Home health leaders continue to urge the Centers for Medicare & Medicaid Services (CMS) to hit pause on the Medicare pre-claim review demonstration, which became active and applicable to all home health agencies in the state of Illinois on Monday.
The Partnership for Quality Home Healthcare, in particular, voiced concern that CMS has gone ahead with the demonstration despite pushback and confusion across the industry. The coalition of home health providers stressed it wants to work with CMS to improve the improper payment rates among home health claims, but that the pre-claim review process isn’t the answer.
“There are almost 200,000 Medicare patients in Illinois who may be affected,” Colin Roskey, executive vice president of the Partnership, said in a statement. “There are many home health care workers who are important in delivering health care services in the home on a daily basis. We want to work with CMS to find ways to reduce errors in filing claims. Physicians and other practitioners who order home health care want to do it correctly. We urge CMS to press the ‘pause’ button and find a better solution.”
The demonstration is underway in Illinois and will be launched in Florida, Michigan, Texas and Massachusetts periodically over the next few months.
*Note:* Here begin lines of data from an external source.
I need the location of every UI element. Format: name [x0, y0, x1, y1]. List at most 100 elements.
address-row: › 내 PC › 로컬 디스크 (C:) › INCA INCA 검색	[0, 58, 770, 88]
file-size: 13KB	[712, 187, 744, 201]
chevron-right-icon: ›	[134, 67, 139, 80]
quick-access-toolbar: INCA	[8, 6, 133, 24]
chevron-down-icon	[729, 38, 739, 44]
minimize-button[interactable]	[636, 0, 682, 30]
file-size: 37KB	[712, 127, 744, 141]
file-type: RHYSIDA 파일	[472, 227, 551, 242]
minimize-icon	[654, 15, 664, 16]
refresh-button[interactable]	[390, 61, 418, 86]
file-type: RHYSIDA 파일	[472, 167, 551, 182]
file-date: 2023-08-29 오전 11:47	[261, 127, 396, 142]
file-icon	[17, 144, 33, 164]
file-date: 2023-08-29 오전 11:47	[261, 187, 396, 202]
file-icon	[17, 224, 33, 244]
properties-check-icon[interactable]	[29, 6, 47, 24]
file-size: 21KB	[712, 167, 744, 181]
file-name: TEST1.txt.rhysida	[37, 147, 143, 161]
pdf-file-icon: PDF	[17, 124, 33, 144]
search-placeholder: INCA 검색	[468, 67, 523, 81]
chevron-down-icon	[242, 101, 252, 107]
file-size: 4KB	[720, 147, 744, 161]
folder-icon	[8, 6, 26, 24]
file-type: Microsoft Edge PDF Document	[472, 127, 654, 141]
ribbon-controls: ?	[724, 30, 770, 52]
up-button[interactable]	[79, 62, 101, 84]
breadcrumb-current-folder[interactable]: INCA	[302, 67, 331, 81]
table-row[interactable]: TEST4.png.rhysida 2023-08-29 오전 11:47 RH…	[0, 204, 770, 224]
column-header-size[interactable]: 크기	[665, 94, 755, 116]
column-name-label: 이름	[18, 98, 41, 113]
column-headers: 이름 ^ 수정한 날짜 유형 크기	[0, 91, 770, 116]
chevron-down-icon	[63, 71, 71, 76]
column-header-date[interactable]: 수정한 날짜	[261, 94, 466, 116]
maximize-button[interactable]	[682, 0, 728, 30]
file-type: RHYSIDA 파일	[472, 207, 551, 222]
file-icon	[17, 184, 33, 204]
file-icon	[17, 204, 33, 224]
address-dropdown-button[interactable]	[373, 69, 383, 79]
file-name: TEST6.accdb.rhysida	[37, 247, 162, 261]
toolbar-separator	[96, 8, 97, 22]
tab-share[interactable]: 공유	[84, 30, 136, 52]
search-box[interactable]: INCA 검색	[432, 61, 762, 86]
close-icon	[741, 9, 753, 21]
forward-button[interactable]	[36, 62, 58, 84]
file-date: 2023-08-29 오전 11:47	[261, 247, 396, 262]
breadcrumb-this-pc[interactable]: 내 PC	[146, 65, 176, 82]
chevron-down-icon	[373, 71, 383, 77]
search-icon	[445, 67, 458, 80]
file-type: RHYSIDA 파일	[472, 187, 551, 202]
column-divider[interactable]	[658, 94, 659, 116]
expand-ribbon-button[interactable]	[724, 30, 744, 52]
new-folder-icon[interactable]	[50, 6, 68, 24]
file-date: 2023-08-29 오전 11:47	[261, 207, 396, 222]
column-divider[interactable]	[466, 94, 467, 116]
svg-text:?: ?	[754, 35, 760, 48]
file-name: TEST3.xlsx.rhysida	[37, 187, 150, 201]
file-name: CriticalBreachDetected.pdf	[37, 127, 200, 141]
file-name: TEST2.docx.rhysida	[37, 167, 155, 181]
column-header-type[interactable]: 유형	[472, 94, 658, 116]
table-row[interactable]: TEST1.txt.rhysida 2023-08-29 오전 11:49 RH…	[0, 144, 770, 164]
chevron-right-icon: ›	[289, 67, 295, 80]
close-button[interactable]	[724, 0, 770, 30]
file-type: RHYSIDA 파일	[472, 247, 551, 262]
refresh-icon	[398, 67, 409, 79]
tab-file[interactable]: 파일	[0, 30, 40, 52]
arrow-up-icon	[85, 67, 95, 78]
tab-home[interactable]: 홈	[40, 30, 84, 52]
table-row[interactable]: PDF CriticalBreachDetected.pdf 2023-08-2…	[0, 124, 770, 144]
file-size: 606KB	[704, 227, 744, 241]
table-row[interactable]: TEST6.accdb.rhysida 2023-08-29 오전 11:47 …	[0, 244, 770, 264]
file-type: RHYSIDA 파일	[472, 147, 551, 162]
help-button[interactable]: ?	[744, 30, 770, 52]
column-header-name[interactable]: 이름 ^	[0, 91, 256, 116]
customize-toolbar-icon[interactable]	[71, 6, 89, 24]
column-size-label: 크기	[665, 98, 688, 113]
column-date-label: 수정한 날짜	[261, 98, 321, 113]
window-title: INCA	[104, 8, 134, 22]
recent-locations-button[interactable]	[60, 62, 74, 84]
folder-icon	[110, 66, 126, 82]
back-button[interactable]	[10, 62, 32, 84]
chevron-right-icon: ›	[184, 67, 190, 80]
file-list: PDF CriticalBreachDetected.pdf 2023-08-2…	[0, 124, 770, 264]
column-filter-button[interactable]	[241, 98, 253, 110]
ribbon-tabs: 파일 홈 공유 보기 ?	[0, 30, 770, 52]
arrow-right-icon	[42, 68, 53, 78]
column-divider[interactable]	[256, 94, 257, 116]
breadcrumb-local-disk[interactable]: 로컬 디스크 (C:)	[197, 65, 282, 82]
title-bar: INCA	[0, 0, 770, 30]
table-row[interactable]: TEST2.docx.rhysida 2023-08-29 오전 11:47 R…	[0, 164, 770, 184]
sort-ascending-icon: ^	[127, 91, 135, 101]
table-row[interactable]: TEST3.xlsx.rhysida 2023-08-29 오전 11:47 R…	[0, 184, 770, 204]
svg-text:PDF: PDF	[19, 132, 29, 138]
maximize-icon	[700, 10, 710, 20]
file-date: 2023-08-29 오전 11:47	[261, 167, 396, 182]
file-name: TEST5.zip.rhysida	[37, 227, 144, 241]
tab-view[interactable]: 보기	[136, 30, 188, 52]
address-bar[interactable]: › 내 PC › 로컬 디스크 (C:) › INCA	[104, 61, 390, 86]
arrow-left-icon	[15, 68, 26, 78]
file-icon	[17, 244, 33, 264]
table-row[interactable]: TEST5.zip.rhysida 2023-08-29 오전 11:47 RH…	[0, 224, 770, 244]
It is slated to run for three years in each state after rollout.
CMS has said the demonstration is meant to reduce fraud by requiring the submission of documentation for review before processing claims for services. That way, improper payments stemming from home health claims might be avoided.
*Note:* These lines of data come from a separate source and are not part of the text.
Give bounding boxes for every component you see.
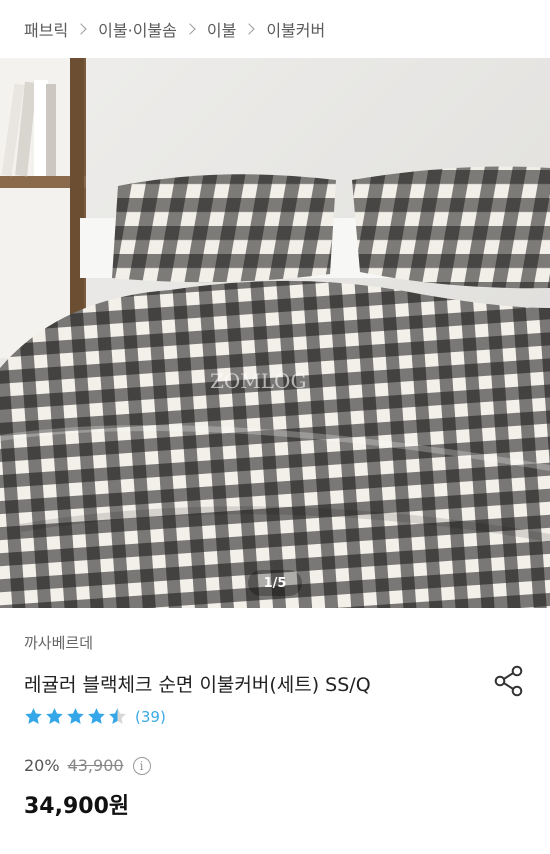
sale-price: 34,900원 — [24, 794, 130, 819]
review-count[interactable]: (39) — [135, 708, 166, 726]
original-price: 43,900 — [67, 756, 124, 775]
rating[interactable]: (39) — [24, 707, 166, 726]
chevron-right-icon — [243, 23, 255, 35]
info-icon[interactable]: i — [132, 756, 151, 775]
breadcrumb-item-duvet-cover[interactable]: 이불커버 — [266, 17, 325, 41]
star-icon — [67, 708, 84, 724]
image-counter: 1/5 — [248, 570, 302, 596]
product-image-gallery[interactable]: ZOMLOG 1/5 — [0, 58, 550, 608]
star-icon — [25, 708, 42, 724]
chevron-right-icon — [184, 23, 196, 35]
star-icon — [46, 708, 63, 724]
breadcrumb: 패브릭 이불·이불솜 이불 이불커버 — [0, 0, 550, 58]
product-photo: ZOMLOG — [0, 58, 550, 608]
discount-rate: 20% — [24, 756, 60, 775]
watermark: ZOMLOG — [210, 369, 306, 393]
breadcrumb-item-duvet[interactable]: 이불 — [207, 17, 236, 41]
brand-name[interactable]: 까사베르데 — [24, 632, 93, 653]
product-title: 레귤러 블랙체크 순면 이불커버(세트) SS/Q — [24, 674, 371, 696]
chevron-right-icon — [75, 23, 87, 35]
breadcrumb-item-bedding[interactable]: 이불·이불솜 — [98, 17, 177, 41]
discount-row: 20% 43,900 i — [24, 756, 151, 775]
star-icon — [88, 708, 105, 724]
share-icon[interactable] — [492, 664, 526, 698]
breadcrumb-item-fabric[interactable]: 패브릭 — [24, 17, 68, 41]
star-half-icon — [109, 708, 126, 724]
Yet fears around additional administrative burdens and CMS’ broad-stroke approach to addressing fraud are widespread. The Partnership’s cry for CMS to halt the demonstration echoes sentiments expressed across the industry, most recently from the National Association for Home Care & Hospice (NAHC), which recently submitted harsh comments to the Office of Management and Budget claiming the review program makes no sense and goes too far.
Meanwhile, home health agencies themselves have questioned whether CMS and its various Medicare Administrative Contractors (MACs) are prepared to handle submissions.
CMS has assured agencies that MACs are prepared to handle initial requests within 10 days, and that additional hiring and training has taken place to ensure timely responses.